En ligne avec les enseignements traditionnels de l'Église sur l'avortement ou le célibat des prêtres, François essaie de prôner davantage d'écoute et d'empathie chez le clergé, appelé à prendre en compte des situations particulières.

Élu le 13 mars 2013 à l'âge de 76 ans, François a immédiatement frappé par son dépouillement. "Comme je voudrais une Église pauvre, pour les pauvres", lancera-t-il, en expliquant son choix du nom de saint François d'Assise.

L'Argentin, qui a toujours préféré les transports publics aux limousines, a boudé l'appartement des papes dans le palais pontifical, préférant un 50m2 dans une résidence hôtelière du Vatican.

- Pasteur de rue -

Très vite, il a fait installer des douches pour les clochards place Saint-Pierre, avant de multiplier les invitations au Vatican à des sans-abris ou des détenus.

Tout juste élu pape, François s'adresse à la foule le 13 mars 2013 depuis le balcon de la basilique Saint-Pierre, au Vatican 

Contrastant avec la distance du timide Benoît XVI, ce véritable pasteur de rue se montre très chaleureux avec les simples fidèles, lors de longs bains de foules tactiles.

Il est en revanche parfois cassant avec ses pairs et se dit "anticlérical". Il lutte contre la "mondanité" et le "carriérisme", appelant évêques et prêtres à résister à "l'Alzheimer spirituel" et à sortir pour rencontrer les gens. Car pour lui, l'Église est avant tout "un hôpital de campagne".

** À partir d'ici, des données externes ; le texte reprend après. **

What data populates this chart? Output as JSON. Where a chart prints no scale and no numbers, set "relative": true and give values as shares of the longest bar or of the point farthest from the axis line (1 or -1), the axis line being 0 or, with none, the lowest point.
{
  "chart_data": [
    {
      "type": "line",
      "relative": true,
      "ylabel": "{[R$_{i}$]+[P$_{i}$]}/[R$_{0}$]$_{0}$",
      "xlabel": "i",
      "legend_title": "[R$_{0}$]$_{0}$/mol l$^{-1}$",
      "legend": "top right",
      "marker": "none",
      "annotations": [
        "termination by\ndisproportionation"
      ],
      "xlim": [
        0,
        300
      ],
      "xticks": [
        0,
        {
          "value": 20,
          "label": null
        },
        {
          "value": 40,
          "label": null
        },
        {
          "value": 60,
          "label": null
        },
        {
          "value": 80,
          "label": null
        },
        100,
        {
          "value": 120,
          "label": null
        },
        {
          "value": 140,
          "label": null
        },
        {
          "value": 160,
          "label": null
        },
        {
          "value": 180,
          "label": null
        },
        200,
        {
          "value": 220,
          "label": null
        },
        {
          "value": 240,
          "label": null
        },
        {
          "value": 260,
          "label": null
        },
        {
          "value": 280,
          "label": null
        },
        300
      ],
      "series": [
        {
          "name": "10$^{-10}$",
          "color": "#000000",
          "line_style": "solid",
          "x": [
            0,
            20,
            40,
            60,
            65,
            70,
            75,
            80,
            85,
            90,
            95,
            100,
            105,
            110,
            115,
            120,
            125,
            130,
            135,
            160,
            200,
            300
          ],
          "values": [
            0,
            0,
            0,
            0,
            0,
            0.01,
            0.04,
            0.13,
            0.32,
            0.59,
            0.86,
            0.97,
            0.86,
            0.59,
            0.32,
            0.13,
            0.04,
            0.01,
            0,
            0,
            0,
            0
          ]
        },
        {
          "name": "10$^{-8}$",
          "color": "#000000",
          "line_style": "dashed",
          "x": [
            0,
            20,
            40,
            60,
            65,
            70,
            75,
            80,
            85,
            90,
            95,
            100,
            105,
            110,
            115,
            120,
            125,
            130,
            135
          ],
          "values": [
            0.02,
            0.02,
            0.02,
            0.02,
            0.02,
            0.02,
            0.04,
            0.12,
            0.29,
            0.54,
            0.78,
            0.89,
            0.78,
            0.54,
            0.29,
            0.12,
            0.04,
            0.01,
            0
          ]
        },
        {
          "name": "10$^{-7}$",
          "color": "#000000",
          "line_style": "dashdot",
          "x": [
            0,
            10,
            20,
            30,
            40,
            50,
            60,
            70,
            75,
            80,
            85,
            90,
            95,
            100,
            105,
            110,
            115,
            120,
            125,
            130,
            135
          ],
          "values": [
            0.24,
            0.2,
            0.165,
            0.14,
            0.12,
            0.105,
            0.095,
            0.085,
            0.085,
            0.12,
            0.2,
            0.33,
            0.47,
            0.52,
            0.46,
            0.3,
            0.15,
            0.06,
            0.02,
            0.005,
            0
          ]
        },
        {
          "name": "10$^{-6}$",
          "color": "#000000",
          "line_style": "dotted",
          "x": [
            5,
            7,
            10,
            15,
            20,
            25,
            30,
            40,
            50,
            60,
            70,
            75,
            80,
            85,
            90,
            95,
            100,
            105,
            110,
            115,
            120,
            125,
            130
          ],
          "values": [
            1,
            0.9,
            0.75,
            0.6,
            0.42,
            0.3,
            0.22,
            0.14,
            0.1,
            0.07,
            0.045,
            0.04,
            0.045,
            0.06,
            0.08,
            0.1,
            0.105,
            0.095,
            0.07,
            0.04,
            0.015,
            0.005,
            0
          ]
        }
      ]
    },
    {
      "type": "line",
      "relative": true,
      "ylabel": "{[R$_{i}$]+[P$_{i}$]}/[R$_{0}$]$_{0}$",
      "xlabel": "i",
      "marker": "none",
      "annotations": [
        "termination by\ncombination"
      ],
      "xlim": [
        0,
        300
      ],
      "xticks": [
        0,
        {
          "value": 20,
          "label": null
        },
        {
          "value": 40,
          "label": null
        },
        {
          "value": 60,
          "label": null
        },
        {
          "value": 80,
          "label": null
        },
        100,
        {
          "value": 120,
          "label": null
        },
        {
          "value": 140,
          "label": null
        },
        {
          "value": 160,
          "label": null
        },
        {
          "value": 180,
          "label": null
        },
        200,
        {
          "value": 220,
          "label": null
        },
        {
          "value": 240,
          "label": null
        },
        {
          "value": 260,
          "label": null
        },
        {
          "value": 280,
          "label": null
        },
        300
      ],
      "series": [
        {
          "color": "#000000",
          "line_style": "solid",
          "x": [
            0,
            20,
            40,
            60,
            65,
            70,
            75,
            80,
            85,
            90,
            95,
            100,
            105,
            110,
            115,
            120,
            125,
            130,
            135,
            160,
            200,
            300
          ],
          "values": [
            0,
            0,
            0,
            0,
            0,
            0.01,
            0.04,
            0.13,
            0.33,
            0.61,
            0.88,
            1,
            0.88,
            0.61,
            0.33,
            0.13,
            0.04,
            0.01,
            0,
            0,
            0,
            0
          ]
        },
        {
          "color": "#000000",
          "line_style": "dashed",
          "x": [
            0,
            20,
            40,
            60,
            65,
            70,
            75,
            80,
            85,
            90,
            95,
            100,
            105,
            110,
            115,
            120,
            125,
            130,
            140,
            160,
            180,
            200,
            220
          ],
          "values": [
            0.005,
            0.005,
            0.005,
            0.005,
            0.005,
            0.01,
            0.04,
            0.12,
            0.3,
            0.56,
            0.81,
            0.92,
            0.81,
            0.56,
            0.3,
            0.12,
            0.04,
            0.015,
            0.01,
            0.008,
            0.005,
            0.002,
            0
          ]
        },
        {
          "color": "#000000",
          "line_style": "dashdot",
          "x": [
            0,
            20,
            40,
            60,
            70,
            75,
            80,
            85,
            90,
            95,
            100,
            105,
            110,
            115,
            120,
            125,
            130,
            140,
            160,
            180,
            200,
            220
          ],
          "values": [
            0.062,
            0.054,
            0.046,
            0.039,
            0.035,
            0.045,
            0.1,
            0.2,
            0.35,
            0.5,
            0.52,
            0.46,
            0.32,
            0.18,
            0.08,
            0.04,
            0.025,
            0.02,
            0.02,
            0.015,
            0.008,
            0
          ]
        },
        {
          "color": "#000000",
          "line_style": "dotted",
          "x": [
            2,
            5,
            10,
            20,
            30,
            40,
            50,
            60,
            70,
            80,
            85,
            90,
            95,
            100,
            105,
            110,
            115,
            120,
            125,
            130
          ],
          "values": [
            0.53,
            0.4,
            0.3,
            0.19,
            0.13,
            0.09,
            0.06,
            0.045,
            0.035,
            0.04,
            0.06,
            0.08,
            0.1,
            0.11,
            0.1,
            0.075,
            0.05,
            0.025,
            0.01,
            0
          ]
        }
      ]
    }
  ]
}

Le "dialogue" pour la paix est aussi l'un de ses maîtres-mots sur la scène internationale. Sous son pontificat, la diplomatie du Saint-Siège a contribué à la reprise des relations diplomatiques entre Cuba et les États-Unis.

Et soucieux de la sauvegarde de la planète, il a exprimé dans son encyclique "Laudato si'" (2015) un véritable réquisitoire contre la finance et la technologie aveugles, tout en exaltant le partage des ressources naturelles.

Né le 17 décembre 1936 à Buenos Aires, Jorge Mario Bergoglio a vu le jour dans une famille modeste d'émigrés italiens du Piémont et obtenu un diplôme de technicien en chimie. C'est dans un confessionnal, à 17 ans, alors qu'il est amoureux d'une jeune fille, qu'il a reçu sa vocation.

Le pape François assiste à l'inauguration des Journées mondiales de la Jeunesse le 28 juillet 2016 à Cracovie en Pologne

A 21 ans, une grave pneumonie entraîne l'ablation partielle d'un poumon, ce qui l'empêchera de réaliser son rêve de partir missionnaire au Japon. A 22 ans, Jorge Bergoglio intègre le noviciat de la Compagnie de Jésus et il est ordonné prêtre le 13 décembre 1969.

Moins de quatre ans plus tard, à 36 ans, il est élu provincial (responsable national) des jésuites argentins. Il assume ces responsabilités pendant six ans, et regrettera plus tard d'avoir fait preuve d'autoritarisme pour s'imposer dans une période très tendue.

En 1992, Jean Paul II le nomme évêque auxiliaire de Buenos Aires. Il grimpe alors les échelons pour devenir cardinal en février 2001.

L'archevêque de Buenos Aires était pratiquement un inconnu en dehors de son pays, quand il fut élu pape, n'ayant jamais occupé de poste à la Curie qu'il n'appréciait guère.